Verifying the legitimacy while protecting privacy

Beyond shielding job seekers from fraudulent offers, companies must also protect themselves from impersonation or fraud by candidates.

In that sense, Choy recommends HR teams to implement robust verification system, such as multi-factor authentication and document verification protocols, to confirm the legitimacy of candidates.

However, these measures must be prudentially balanced with privacy considerations.

In Hong Kong, companies are subject to obligations under the Personal Data (Privacy) Ordinance (PDPO) when handling personal data during recruitment.

“Striking the right balance between verifying the legitimacy of job applications and safeguarding applicants' privacy is essential – not only for legal compliance, but also to build and maintain trust throughout the hiring process,” Choy stresses.

He further elaborates several key steps companies should take to protect candidate privacy:

• Adopt a data minimisation approach: Collect only the personal data strictly necessary to assess a candidate's suitability for the role being recruited for.

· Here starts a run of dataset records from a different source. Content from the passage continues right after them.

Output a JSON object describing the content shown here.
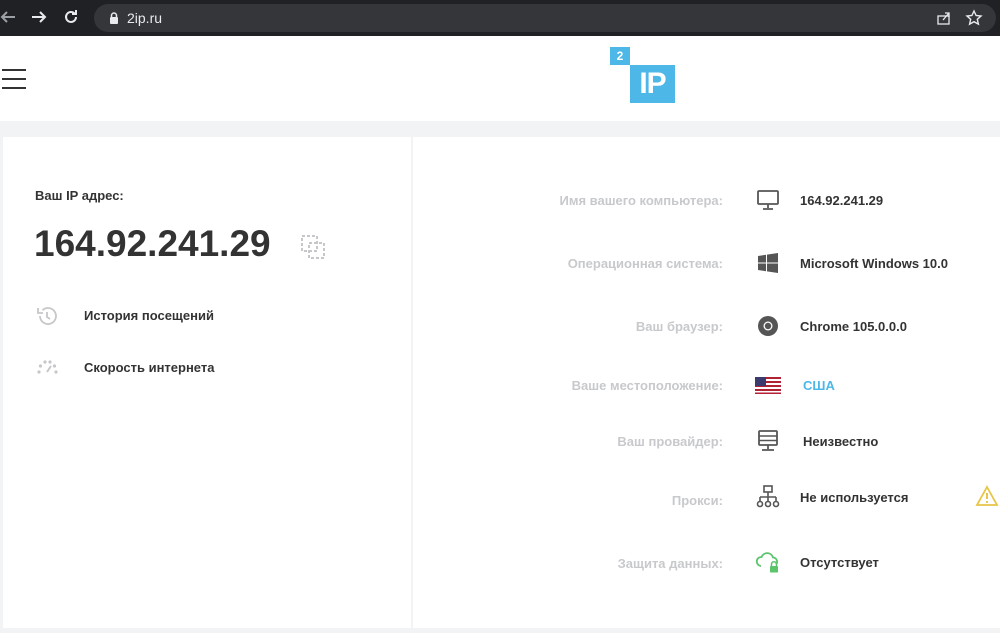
{
  "browser": {
    "url": "2ip.ru",
    "icons": [
      "back-arrow-icon",
      "forward-arrow-icon",
      "reload-icon",
      "lock-icon",
      "share-icon",
      "star-icon"
    ]
  },
  "header": {
    "logo_small": "2",
    "logo_main": "IP",
    "brand_color": "#4db8e8"
  },
  "ip_card": {
    "label": "Ваш IP адрес:",
    "ip": "164.92.241.29",
    "links": [
      {
        "label": "История посещений",
        "icon": "history-icon"
      },
      {
        "label": "Скорость интернета",
        "icon": "speedometer-icon"
      }
    ]
  },
  "info": {
    "rows": [
      {
        "label": "Имя вашего компьютера:",
        "value": "164.92.241.29",
        "icon": "monitor-icon"
      },
      {
        "label": "Операционная система:",
        "value": "Microsoft Windows 10.0",
        "icon": "windows-icon"
      },
      {
        "label": "Ваш браузер:",
        "value": "Chrome 105.0.0.0",
        "icon": "chrome-icon"
      },
      {
        "label": "Ваше местоположение:",
        "value": "США",
        "icon": "us-flag-icon"
      },
      {
        "label": "Ваш провайдер:",
        "value": "Неизвестно",
        "icon": "server-icon"
      },
      {
        "label": "Прокси:",
        "value": "Не используется",
        "icon": "network-icon"
      },
      {
        "label": "Защита данных:",
        "value": "Отсутствует",
        "icon": "cloud-lock-icon"
      }
    ]
  }
}
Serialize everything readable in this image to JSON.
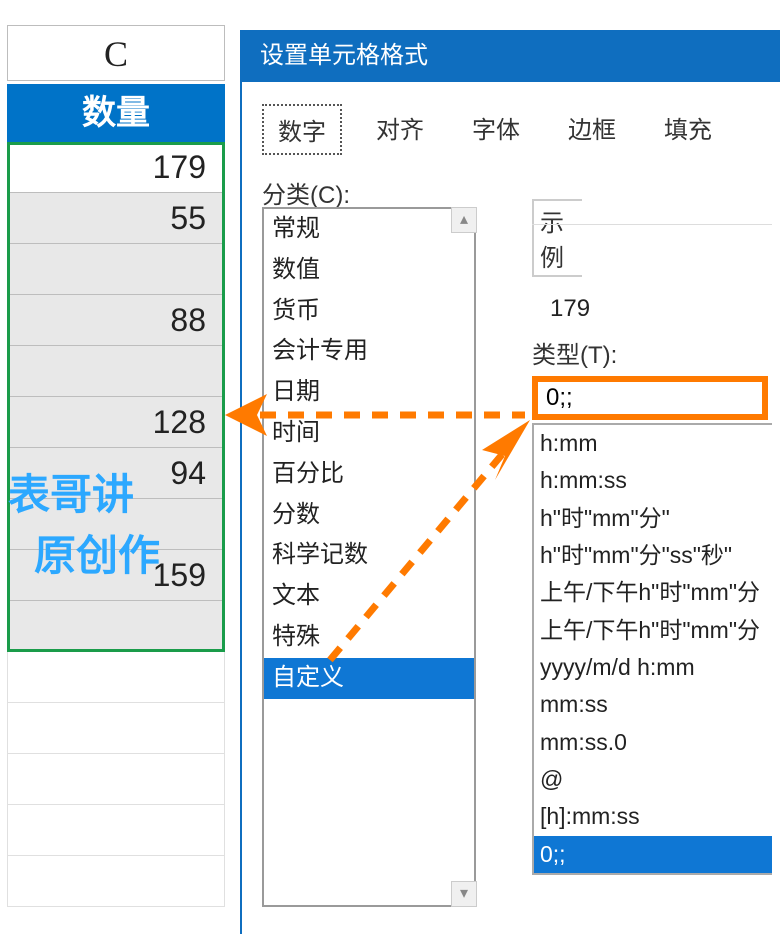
{
  "spreadsheet": {
    "column_letter": "C",
    "quantity_header": "数量",
    "cells": [
      "179",
      "55",
      "",
      "88",
      "",
      "128",
      "94",
      "",
      "159",
      ""
    ]
  },
  "watermark": {
    "line1": "表哥讲",
    "line2": "原创作"
  },
  "dialog": {
    "title": "设置单元格格式",
    "tabs": [
      "数字",
      "对齐",
      "字体",
      "边框",
      "填充"
    ],
    "category_label": "分类(C):",
    "categories": [
      "常规",
      "数值",
      "货币",
      "会计专用",
      "日期",
      "时间",
      "百分比",
      "分数",
      "科学记数",
      "文本",
      "特殊",
      "自定义"
    ],
    "sample_label": "示例",
    "sample_value": "179",
    "type_label": "类型(T):",
    "type_input_value": "0;;",
    "type_list": [
      "h:mm",
      "h:mm:ss",
      "h\"时\"mm\"分\"",
      "h\"时\"mm\"分\"ss\"秒\"",
      "上午/下午h\"时\"mm\"分",
      "上午/下午h\"时\"mm\"分",
      "yyyy/m/d h:mm",
      "mm:ss",
      "mm:ss.0",
      "@",
      "[h]:mm:ss",
      "0;;"
    ]
  }
}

Avoid requesting sensitive candidate information at this stage, unless there is a compelling and reasonable reason to do so.
  
• Provide clear notifications: Under the PDPO, employers are required to notify applicants on or before collecting their personal data, typically by way of a Personal Information Collection Statements (PICS). A well drafted PICS should outline the purpose of data collection, the types of data being collected, the classes of transferees, whether provision of the data is obligatory or voluntary, and the applicant's rights to access and correct their data.
  
• Ensure secure data storage: Use encrypted systems and implement access controls to ensure that only authorised personnel can view or process sensitive information. This helps reduce the risk of internal breaches or misuse.
  
• Implement and adhere to a data retention policy: In Hong Kong, personal data of unsuccessful applicants should generally be retained for no longer than two years, unless the applicant has given explicit consent for a longer retention period or there is otherwise a subsisting reason that obliges the employer to retain the data for a longer period.

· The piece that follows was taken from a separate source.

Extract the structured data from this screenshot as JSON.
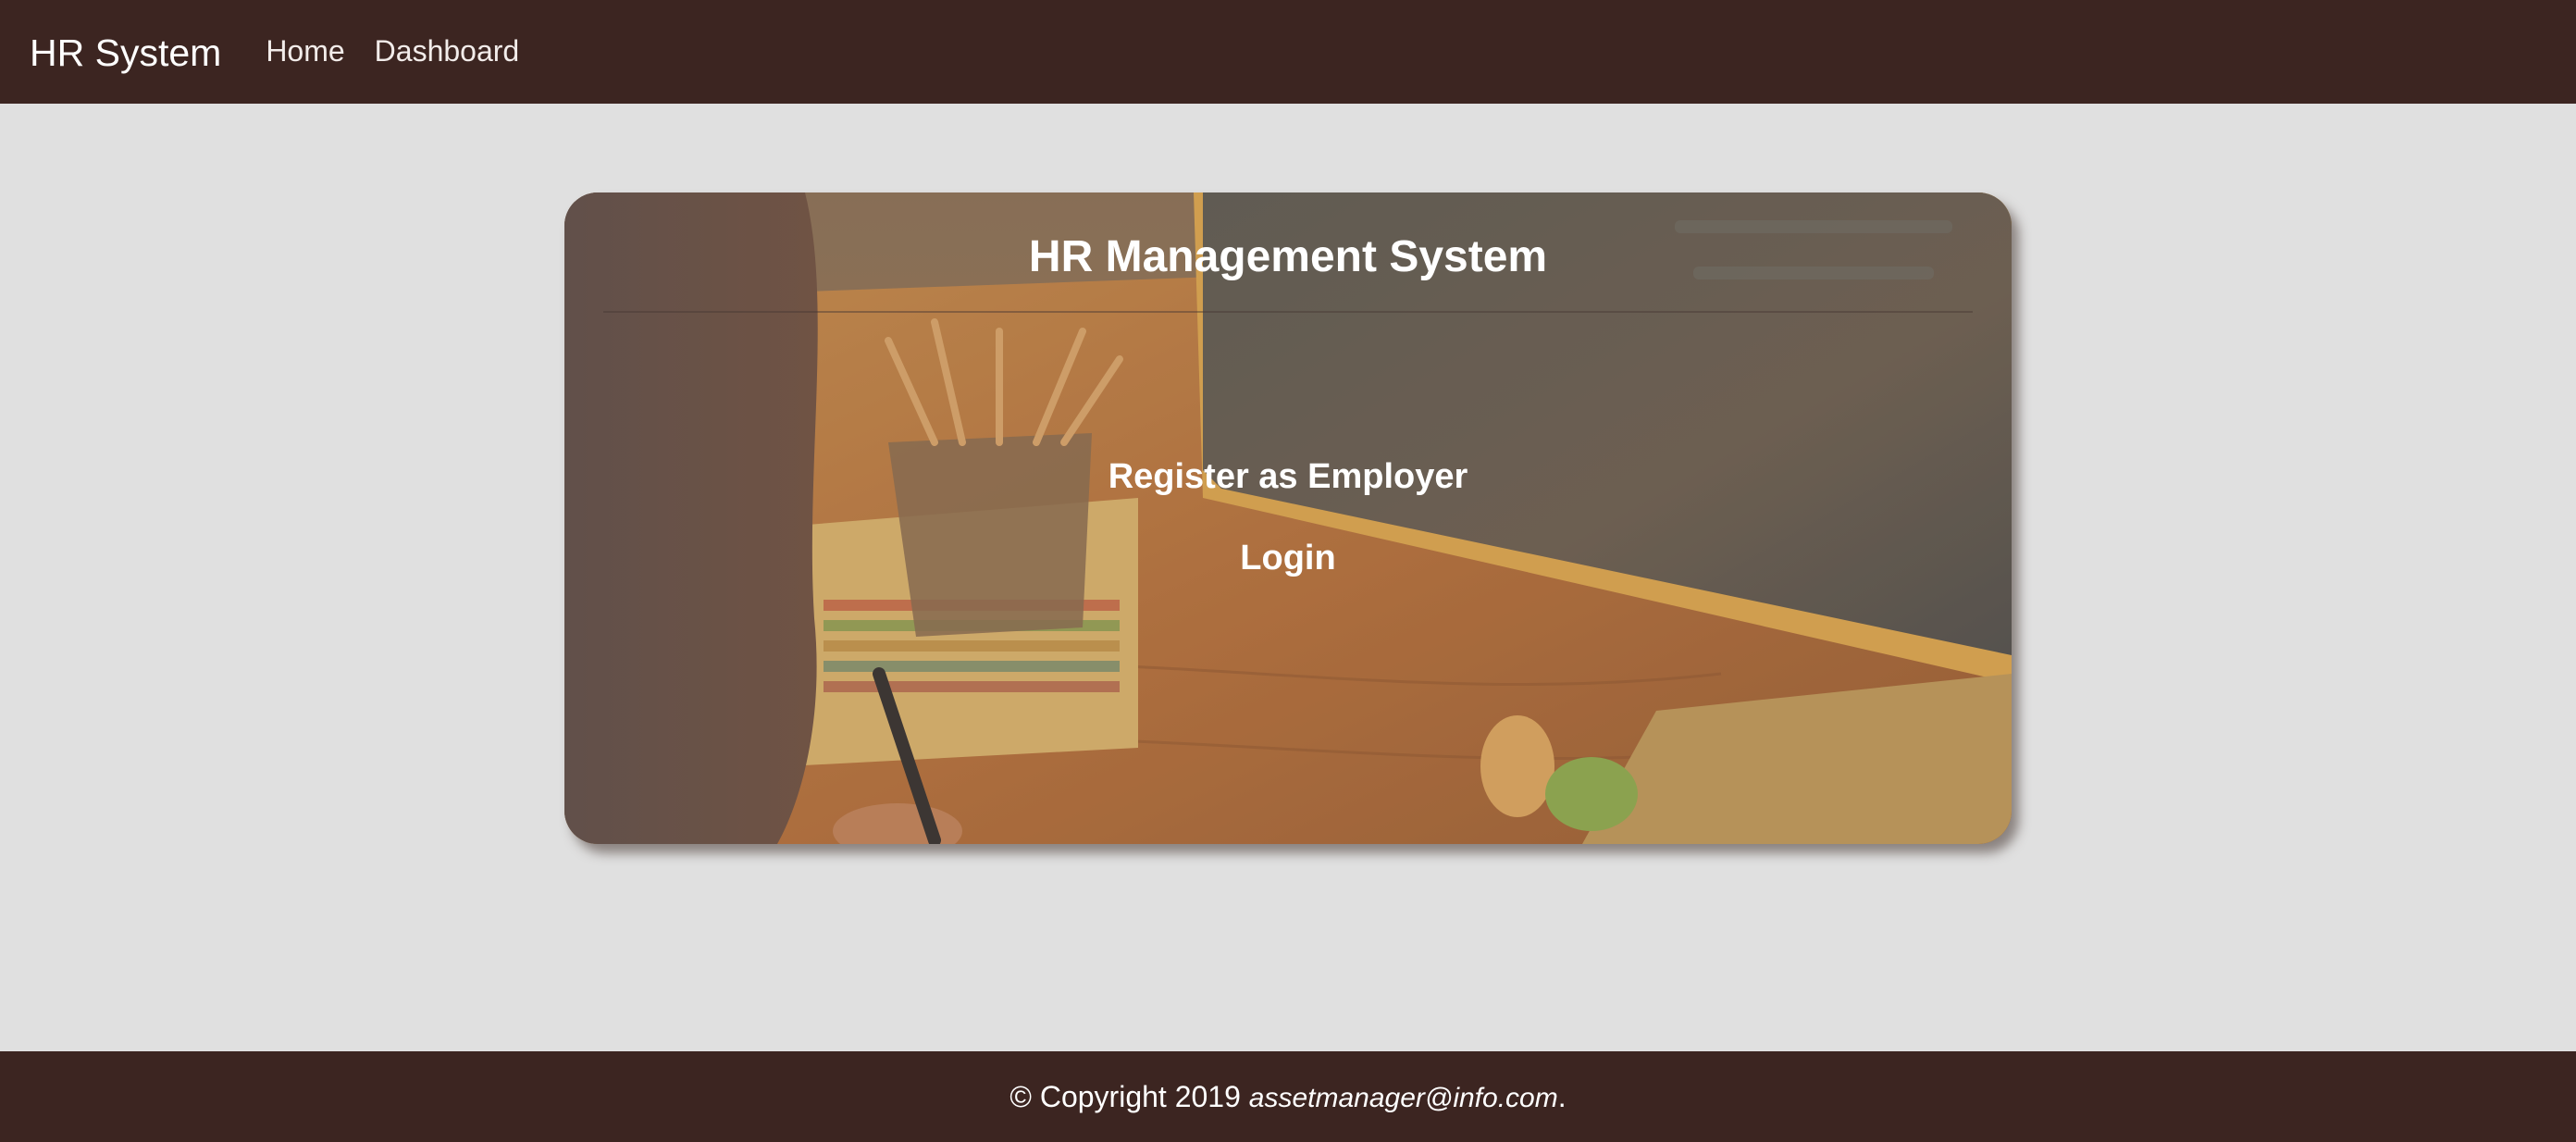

And extra consideration should be taken when it involves third-party platforms or agencies.

“Companies must exercise due diligence when selecting external recruiters,” Choy emphasises.

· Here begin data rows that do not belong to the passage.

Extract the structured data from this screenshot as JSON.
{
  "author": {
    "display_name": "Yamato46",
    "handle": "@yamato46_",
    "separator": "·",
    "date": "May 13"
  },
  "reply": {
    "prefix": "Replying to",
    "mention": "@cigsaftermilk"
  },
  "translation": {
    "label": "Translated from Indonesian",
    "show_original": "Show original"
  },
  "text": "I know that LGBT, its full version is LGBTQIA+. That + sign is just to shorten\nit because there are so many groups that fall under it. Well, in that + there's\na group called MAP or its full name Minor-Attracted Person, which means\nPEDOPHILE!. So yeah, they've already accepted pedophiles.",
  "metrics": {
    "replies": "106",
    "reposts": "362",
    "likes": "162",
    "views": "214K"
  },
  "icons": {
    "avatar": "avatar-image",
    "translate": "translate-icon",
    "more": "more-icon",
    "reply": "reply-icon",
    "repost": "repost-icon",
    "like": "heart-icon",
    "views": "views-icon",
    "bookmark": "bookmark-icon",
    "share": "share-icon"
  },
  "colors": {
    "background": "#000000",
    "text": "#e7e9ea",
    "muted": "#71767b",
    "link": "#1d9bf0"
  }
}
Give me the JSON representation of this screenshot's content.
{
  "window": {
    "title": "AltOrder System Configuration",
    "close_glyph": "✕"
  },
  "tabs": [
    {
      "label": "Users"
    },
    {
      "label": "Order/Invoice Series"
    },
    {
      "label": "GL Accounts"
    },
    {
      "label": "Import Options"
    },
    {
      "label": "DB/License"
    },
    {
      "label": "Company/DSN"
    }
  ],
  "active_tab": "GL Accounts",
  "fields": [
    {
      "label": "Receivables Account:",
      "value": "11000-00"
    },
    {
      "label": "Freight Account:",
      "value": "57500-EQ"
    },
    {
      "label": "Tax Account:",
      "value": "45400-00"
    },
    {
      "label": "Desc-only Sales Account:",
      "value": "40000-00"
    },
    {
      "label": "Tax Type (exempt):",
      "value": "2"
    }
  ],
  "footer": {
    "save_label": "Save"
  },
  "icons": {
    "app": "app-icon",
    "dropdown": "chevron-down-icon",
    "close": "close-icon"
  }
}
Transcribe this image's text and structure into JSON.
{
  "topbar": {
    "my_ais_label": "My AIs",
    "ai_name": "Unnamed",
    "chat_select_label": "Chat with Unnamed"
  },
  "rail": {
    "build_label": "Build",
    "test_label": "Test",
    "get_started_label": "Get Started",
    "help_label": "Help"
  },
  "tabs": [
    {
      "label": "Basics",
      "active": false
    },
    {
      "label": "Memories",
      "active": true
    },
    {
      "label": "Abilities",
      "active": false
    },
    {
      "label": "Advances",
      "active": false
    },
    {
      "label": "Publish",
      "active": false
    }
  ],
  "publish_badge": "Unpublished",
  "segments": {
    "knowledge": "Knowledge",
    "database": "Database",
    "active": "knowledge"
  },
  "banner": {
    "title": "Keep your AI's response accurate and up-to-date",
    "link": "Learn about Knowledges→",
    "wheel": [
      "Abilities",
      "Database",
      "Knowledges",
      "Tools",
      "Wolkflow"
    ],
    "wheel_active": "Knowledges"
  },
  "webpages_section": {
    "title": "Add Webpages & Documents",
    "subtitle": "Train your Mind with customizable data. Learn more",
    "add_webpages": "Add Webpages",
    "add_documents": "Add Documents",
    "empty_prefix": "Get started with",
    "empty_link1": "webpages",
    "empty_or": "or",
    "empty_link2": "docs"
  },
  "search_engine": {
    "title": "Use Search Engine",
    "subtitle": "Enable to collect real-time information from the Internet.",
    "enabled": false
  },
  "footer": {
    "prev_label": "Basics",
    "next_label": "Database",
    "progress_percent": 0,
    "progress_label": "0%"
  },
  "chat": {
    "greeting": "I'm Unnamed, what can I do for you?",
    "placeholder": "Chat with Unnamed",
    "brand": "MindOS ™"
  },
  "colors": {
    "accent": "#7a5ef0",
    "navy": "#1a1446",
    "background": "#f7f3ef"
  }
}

“This includes thoroughly vetting recruitment agencies and requiring them to adhere to the organisation's data privacy and cybersecurity standards. Formalising these expectations by incorporation into service agreements or standalone confidentiality agreements can increase legal accountability and compliance of third parties.”

Final note

While Hong Kong law does not currently mandate companies to report a crime or data breaches, Choy advises that organisations should still take proactive steps when such incidents occur. This includes reporting scams to the ADCC, and notifying the Office of the Privacy Commissioner for Personal Data (PCPD) if any personal data has been compromised.

After all, in a market where reputation is everything, job scams are more than just a nuisance – they are a strategic risk. Companies must treat impersonation threats with the same seriousness as cybersecurity breaches, taking swift, transparent, and proactive measures to protect their brand, their candidates, and their long-term credibility.